1. Plerocercoid larvae of the pseudophyllidean cestode Ligula intestinalis from the body cavity of roach, were cultured in vitro at 40°C. in a variety of saline and nutrient media. About 65% of such cultures were aseptic.

2. During cultivation, larvae produced acid by-products (unidentified) and the pH fell rapidly.

3. The presence of these acid by-products slowed down development, or, if present in sufficient quantity, caused death.

4. In order to obtain development in nutrient media in a period (3 days) comparable to that required in a bird (the normal host) it was necessary to renew the medium 24-hourly.

5. 6% of the eggs produced from a worm cultured in horse serum were fertile. Fertile eggs were never obtained from larvae cultured in any other media.

6. Certain bacterial infections had no apparent detrimental effect on development, but others were toxic.

7. Some larvae underwent development in non-nutrient medium (¾ strength Locke's solution).
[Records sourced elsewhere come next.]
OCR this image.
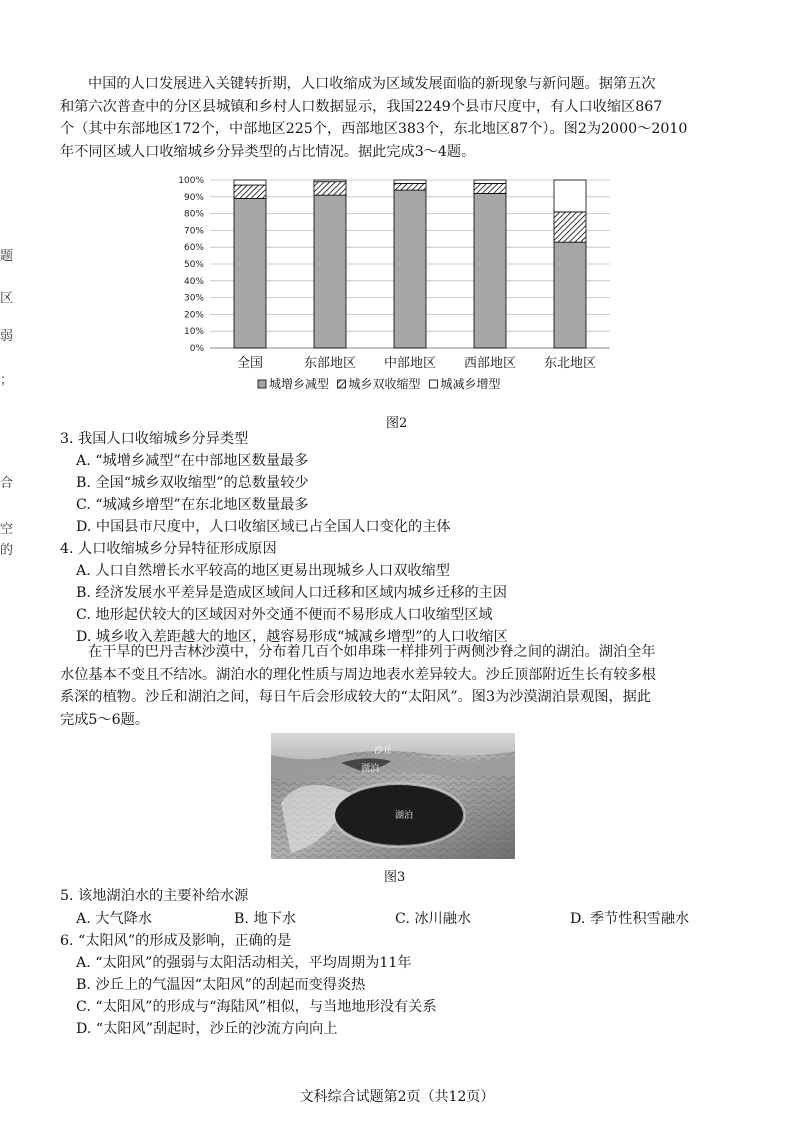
题
区
弱
；
合
空
的
中国的人口发展进入关键转折期，人口收缩成为区域发展面临的新现象与新问题。据第五次
和第六次普查中的分区县城镇和乡村人口数据显示，我国2249个县市尺度中，有人口收缩区867
个（其中东部地区172个，中部地区225个，西部地区383个，东北地区87个）。图2为2000～2010
年不同区域人口收缩城乡分异类型的占比情况。据此完成3～4题。
0%
10%
20%
30%
40%
50%
60%
70%
80%
90%
100%
全国	东部地区 中部地区 西部地区 东北地区
城增乡减型 城乡双收缩型 城减乡增型
图2
3. 我国人口收缩城乡分异类型
A. “城增乡减型”在中部地区数量最多
B. 全国“城乡双收缩型”的总数量较少
C. “城减乡增型”在东北地区数量最多
D. 中国县市尺度中，人口收缩区域已占全国人口变化的主体
4. 人口收缩城乡分异特征形成原因
A. 人口自然增长水平较高的地区更易出现城乡人口双收缩型
B. 经济发展水平差异是造成区域间人口迁移和区域内城乡迁移的主因
C. 地形起伏较大的区域因对外交通不便而不易形成人口收缩型区域
D. 城乡收入差距越大的地区，越容易形成“城减乡增型”的人口收缩区
在干旱的巴丹吉林沙漠中，分布着几百个如串珠一样排列于两侧沙脊之间的湖泊。湖泊全年
水位基本不变且不结冰。湖泊水的理化性质与周边地表水差异较大。沙丘顶部附近生长有较多根
系深的植物。沙丘和湖泊之间，每日午后会形成较大的“太阳风”。图3为沙漠湖泊景观图，据此
完成5～6题。
沙丘
湖泊
湖泊
图3
5. 该地湖泊水的主要补给水源
A. 大气降水	B. 地下水	C. 冰川融水	D. 季节性积雪融水
6. “太阳风”的形成及影响，正确的是
A. “太阳风”的强弱与太阳活动相关，平均周期为11年
B. 沙丘上的气温因“太阳风”的刮起而变得炎热
C. “太阳风”的形成与“海陆风”相似，与当地地形没有关系
D. “太阳风”刮起时，沙丘的沙流方向向上
文科综合试题第2页（共12页）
The exact conditions under which this occurred was not determined.

8. Fragments (3 cm. long), of larvae or larvae with either scolex or posterior half removed, underwent development to the stage of oviposition in nutrient media.

9. Histochemical examination revealed that the plerocercoid larvae were almost fat-free. During cultivation, very large quantities of cytoplasmic fat were produced the quantity being proportional to the duration of cultivation. Fat was produced even under starvation conditions (i.e. during cultivation in saline) and can be considered a metabolic by-product.

10. The fresh plerocercoid contained great quantities of glycogen in the parenchyma and muscle regions. After cultivation in nutrient or saline media, considerable quantities were still present.